I don´t understand you.
Nobody even claimed that quarantine was the cure, it was all about to delay the peak.
Well, why
wasn’t it used as the cure? It should be simple, right? Lock everyone up at home until they are no longer infectious, and you’re done, right?
Well, turns out that that doesn’t work. People need to
buy food. Other people need to
make that food. Other people need to
pay the first group, so they can
afford to buy food, since last I checked nobody was giving food away for free. Same for rent. Same for medications. Same for everything. People need money.
(I’ll say the above in a way you might understand: trabajadores need money.)
That’s why most developed countries - with the notable exception of the US, whose leader decided it would benefit him politically to have both the national government as well as media loyal to him pretend the virus did not exist or pose a major threat - went to work right away on engineering a return to normalcy (or some sort thereof) as quickly as possible. This consisted of developing protocols regarding masking and distancing, and robust testing and tracing regimes so they could contain small outbreaks quickly. Most serious countries got this done quickly enough to be able to reopen their economies by May. Argentina does not seem to have even bothered to try.
Argentina’s leaders know this as well as anyone. How do I know this? Because they make sure to lie about it; people usually only lie about something when they know the truth is bad. Axel Kicilloff is spreading rumors of a Spanish quarantine - that Spain’s embassy must then refute - precisely because an honest comparison would not be favorable.

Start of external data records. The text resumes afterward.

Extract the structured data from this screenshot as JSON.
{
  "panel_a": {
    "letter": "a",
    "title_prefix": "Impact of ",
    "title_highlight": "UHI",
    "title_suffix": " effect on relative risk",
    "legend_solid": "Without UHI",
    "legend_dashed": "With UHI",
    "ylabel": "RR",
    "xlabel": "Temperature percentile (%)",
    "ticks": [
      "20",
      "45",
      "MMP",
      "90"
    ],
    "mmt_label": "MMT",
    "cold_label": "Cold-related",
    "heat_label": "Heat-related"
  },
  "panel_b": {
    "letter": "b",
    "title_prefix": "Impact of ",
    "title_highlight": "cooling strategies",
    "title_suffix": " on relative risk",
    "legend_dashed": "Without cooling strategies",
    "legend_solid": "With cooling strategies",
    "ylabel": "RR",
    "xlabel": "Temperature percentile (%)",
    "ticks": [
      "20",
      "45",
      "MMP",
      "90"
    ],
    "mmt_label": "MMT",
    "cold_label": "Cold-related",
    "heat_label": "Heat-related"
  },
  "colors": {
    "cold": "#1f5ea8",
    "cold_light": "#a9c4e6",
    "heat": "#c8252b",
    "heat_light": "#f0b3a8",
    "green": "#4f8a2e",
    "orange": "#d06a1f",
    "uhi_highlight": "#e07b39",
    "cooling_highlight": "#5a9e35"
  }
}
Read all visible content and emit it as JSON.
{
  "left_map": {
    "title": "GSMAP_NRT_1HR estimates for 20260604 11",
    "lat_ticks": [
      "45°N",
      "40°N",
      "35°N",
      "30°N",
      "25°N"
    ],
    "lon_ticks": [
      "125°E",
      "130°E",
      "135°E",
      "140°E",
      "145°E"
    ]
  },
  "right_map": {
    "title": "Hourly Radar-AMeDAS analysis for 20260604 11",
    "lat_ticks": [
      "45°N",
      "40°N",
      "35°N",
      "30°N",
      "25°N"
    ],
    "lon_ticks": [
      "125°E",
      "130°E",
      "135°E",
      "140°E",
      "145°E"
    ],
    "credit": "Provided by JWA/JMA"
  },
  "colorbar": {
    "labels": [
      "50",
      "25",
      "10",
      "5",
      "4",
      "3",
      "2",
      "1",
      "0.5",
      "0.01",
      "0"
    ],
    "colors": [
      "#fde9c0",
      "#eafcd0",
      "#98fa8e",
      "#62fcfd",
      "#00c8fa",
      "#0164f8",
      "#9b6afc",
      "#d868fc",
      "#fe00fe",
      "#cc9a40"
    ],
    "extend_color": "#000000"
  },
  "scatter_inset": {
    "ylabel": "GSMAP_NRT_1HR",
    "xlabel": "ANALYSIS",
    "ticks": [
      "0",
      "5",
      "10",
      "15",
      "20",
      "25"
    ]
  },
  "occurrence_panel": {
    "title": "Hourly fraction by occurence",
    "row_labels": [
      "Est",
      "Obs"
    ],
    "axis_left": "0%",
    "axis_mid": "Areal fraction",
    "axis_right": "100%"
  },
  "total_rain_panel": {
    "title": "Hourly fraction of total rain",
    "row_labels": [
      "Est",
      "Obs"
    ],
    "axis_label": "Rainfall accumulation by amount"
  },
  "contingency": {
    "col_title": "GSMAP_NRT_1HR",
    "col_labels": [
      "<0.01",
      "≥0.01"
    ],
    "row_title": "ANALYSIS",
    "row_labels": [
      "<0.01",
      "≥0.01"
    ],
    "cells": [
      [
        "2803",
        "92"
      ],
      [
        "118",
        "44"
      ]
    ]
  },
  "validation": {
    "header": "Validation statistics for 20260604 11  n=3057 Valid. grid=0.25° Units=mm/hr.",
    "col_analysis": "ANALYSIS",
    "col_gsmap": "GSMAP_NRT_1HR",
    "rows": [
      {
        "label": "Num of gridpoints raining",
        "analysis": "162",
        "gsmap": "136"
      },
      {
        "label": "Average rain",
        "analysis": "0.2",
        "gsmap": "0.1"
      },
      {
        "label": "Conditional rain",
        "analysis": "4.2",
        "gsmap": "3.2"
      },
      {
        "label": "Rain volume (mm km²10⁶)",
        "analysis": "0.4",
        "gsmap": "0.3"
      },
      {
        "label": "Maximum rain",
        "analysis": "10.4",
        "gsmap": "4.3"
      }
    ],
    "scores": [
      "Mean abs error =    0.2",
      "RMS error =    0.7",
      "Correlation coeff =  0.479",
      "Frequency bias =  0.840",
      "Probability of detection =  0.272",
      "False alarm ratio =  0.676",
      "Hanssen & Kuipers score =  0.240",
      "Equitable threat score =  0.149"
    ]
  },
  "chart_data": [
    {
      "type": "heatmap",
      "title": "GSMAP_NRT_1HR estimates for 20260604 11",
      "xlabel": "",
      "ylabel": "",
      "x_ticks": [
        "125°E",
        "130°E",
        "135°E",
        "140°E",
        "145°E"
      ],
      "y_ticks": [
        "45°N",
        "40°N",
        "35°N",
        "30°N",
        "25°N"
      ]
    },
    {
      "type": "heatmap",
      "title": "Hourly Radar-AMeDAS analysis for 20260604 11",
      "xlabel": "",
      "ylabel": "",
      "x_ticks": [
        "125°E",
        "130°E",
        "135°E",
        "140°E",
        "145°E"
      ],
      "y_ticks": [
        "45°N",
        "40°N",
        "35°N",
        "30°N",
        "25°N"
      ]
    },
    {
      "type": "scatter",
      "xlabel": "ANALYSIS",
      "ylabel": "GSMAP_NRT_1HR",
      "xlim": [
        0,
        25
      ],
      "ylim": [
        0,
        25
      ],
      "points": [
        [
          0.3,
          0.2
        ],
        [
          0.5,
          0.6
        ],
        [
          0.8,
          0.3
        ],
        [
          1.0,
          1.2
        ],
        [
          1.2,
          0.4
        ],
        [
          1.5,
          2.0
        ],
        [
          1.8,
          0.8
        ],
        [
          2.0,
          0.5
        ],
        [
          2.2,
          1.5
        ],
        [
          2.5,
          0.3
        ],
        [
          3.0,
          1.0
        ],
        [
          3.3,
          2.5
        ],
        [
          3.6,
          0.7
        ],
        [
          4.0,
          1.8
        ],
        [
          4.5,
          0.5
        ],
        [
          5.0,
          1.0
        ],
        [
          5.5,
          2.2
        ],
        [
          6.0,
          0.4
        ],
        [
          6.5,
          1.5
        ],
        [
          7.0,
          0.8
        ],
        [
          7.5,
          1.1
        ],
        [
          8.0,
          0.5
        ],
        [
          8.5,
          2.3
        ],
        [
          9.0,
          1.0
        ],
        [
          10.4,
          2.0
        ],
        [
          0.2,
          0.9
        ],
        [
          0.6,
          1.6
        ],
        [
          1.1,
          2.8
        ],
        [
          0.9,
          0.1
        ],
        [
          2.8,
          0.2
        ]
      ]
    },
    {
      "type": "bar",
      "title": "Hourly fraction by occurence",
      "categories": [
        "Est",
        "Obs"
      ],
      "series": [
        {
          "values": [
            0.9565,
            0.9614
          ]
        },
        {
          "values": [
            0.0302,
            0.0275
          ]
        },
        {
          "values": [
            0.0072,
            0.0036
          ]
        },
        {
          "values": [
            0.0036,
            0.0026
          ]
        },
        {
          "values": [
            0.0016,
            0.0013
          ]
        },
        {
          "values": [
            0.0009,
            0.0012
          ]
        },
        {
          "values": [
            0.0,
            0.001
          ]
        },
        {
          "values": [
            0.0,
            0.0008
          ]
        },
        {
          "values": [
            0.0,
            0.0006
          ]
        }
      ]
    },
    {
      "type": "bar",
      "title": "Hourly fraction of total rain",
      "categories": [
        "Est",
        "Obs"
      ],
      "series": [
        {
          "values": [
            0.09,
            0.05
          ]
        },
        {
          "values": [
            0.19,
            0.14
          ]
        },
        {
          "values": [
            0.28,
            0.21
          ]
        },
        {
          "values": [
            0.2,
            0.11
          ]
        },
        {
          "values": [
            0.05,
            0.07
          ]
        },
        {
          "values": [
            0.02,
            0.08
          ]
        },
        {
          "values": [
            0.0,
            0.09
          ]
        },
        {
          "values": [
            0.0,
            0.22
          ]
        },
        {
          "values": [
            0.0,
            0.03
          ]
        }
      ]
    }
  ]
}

And at the end, Argentina will have reopened, as it must - people will simply openly defy the quarantine in any event - precisely when the number of cases has begun to shoot upwards. Far higher, by the way, than the confirmed numbers: if you check the amount of confirmed cases as a percentage of tests, Argentina’s case count is
wildly higher as a % than that of developed countries - a pretty sure sign that Argentina is seriously undercounting cases. (This might, incidentally, undercut the above post regarding overcounting hospitalizations, unless it refers specifically to hospitalizations and not cases; interesting to see hospitalizations as a percentage of confirmed cases).
So, coming back to your quote: if the point was “all about to delay the peak” until mitigation measures could be taken, yes that was the point.
To delay it for 5 months, wrecking the national economy in the process, only to start back at square one 5 months later? Not really.